The previous sections have highlighted the risk that the forthcoming EDPs may fail to achieve compliance on the part of high-debt countries with the debt-sustainability requirements that are central to the reform, either because the initial adjustment path may not be sufficiently stringent (Risk 1) or because the countries may deviate from the adjustment path without facing serious consequences (Risk 2).

Our analysis of the second risk concluded, however, that even if the required adjustment was less than fully complete and was delayed relative to the initial timeline, the EDP should eventually be able to put the debt dynamics on a safe path.

An exit from an EDP based only on achieving the 3 percent of GDP deficit would undermine this reassuring conclusion.

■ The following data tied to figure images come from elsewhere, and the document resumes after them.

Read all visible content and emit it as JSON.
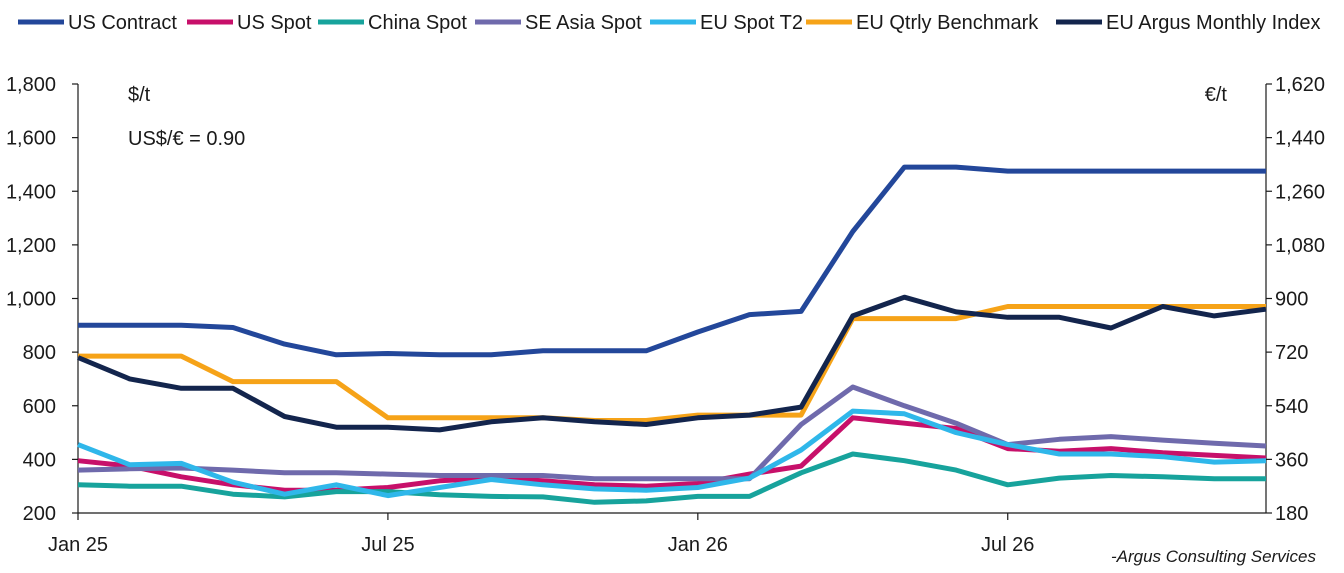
{
  "chart_data": {
    "type": "line",
    "x": [
      "Jan 25",
      "Feb 25",
      "Mar 25",
      "Apr 25",
      "May 25",
      "Jun 25",
      "Jul 25",
      "Aug 25",
      "Sep 25",
      "Oct 25",
      "Nov 25",
      "Dec 25",
      "Jan 26",
      "Feb 26",
      "Mar 26",
      "Apr 26",
      "May 26",
      "Jun 26",
      "Jul 26",
      "Aug 26",
      "Sep 26",
      "Oct 26",
      "Nov 26",
      "Dec 26"
    ],
    "x_tick_labels": [
      "Jan 25",
      "Jul 25",
      "Jan 26",
      "Jul 26"
    ],
    "x_tick_indices": [
      0,
      6,
      12,
      18
    ],
    "ylabel_left": "$/t",
    "ylabel_right": "€/t",
    "annotation": "US$/€ = 0.90",
    "credit": "-Argus Consulting Services",
    "ylim": [
      200,
      1800
    ],
    "y_ticks": [
      "200",
      "400",
      "600",
      "800",
      "1,000",
      "1,200",
      "1,400",
      "1,600",
      "1,800"
    ],
    "y2lim": [
      180,
      1620
    ],
    "y2_ticks": [
      "180",
      "360",
      "540",
      "720",
      "900",
      "1,080",
      "1,260",
      "1,440",
      "1,620"
    ],
    "legend_position": "top",
    "grid": false,
    "series": [
      {
        "name": "US Contract",
        "color": "#23479a",
        "values": [
          900,
          900,
          900,
          892,
          830,
          790,
          795,
          790,
          790,
          805,
          805,
          805,
          875,
          940,
          952,
          1250,
          1490,
          1490,
          1475,
          1475,
          1475,
          1475,
          1475,
          1475
        ]
      },
      {
        "name": "US Spot",
        "color": "#c7106a",
        "values": [
          395,
          375,
          335,
          305,
          285,
          285,
          295,
          320,
          330,
          320,
          305,
          300,
          310,
          345,
          375,
          555,
          535,
          515,
          440,
          430,
          440,
          425,
          415,
          405
        ]
      },
      {
        "name": "China Spot",
        "color": "#17a39c",
        "values": [
          305,
          300,
          300,
          270,
          260,
          280,
          280,
          268,
          262,
          260,
          240,
          245,
          262,
          262,
          350,
          420,
          395,
          360,
          305,
          330,
          340,
          335,
          328,
          328
        ]
      },
      {
        "name": "SE Asia Spot",
        "color": "#6f6aac",
        "values": [
          360,
          365,
          368,
          360,
          350,
          350,
          345,
          340,
          340,
          340,
          328,
          328,
          328,
          328,
          530,
          670,
          600,
          535,
          455,
          475,
          485,
          472,
          460,
          450
        ]
      },
      {
        "name": "EU Spot T2",
        "color": "#2fb7ea",
        "values": [
          455,
          380,
          385,
          315,
          270,
          305,
          265,
          295,
          325,
          305,
          290,
          285,
          295,
          330,
          435,
          580,
          570,
          500,
          455,
          420,
          420,
          410,
          390,
          395
        ]
      },
      {
        "name": "EU Qtrly Benchmark",
        "color": "#f6a318",
        "values": [
          785,
          785,
          785,
          690,
          690,
          690,
          555,
          555,
          555,
          555,
          545,
          545,
          565,
          565,
          565,
          925,
          925,
          925,
          970,
          970,
          970,
          970,
          970,
          970
        ]
      },
      {
        "name": "EU Argus Monthly Index",
        "color": "#13254d",
        "values": [
          780,
          700,
          665,
          665,
          560,
          520,
          520,
          510,
          540,
          555,
          540,
          530,
          555,
          565,
          595,
          935,
          1005,
          950,
          930,
          930,
          890,
          970,
          935,
          960
        ]
      }
    ]
  }
}
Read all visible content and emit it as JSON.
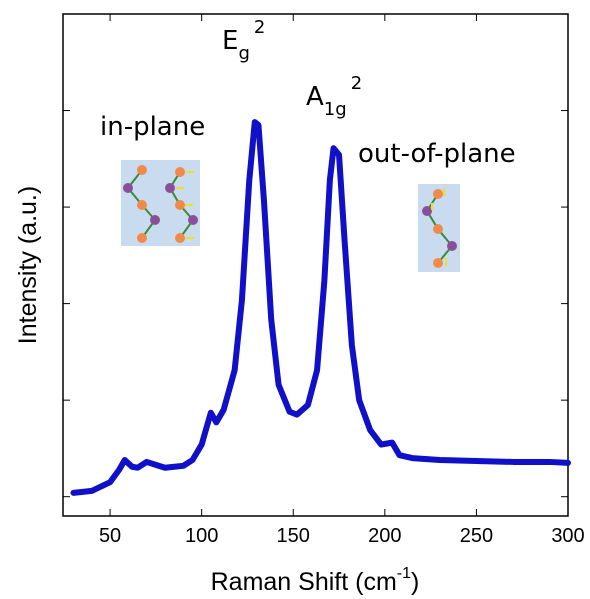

If, as the formulation of the provisions on abrogation may lead them to expect, high-debt countries are able to exit the EDP solely by bringing the deficit below 3 percent of GDP, irrespective of where they stand relative to the debt-sustainability requirements, there is reason to be afraid that the debt-sustainability requirements will never be enforced.

One might argue that a high-debt country that exits a deficit-based EDP with an accumulated deviation relative to the adjustment path in its MTFSP (although likely revised from its initial version, to reflect intervening revisions in the EDP), should immediately face the (re-) opening of the EDP based on breach of the debt criterion.

Evoking this scenario explicitly is equivalent to showing its implausibility. Against the unpalatable prospect of revolving-door EDPs, the temptation will be simply too strong to exploit all the leeway available under the rules.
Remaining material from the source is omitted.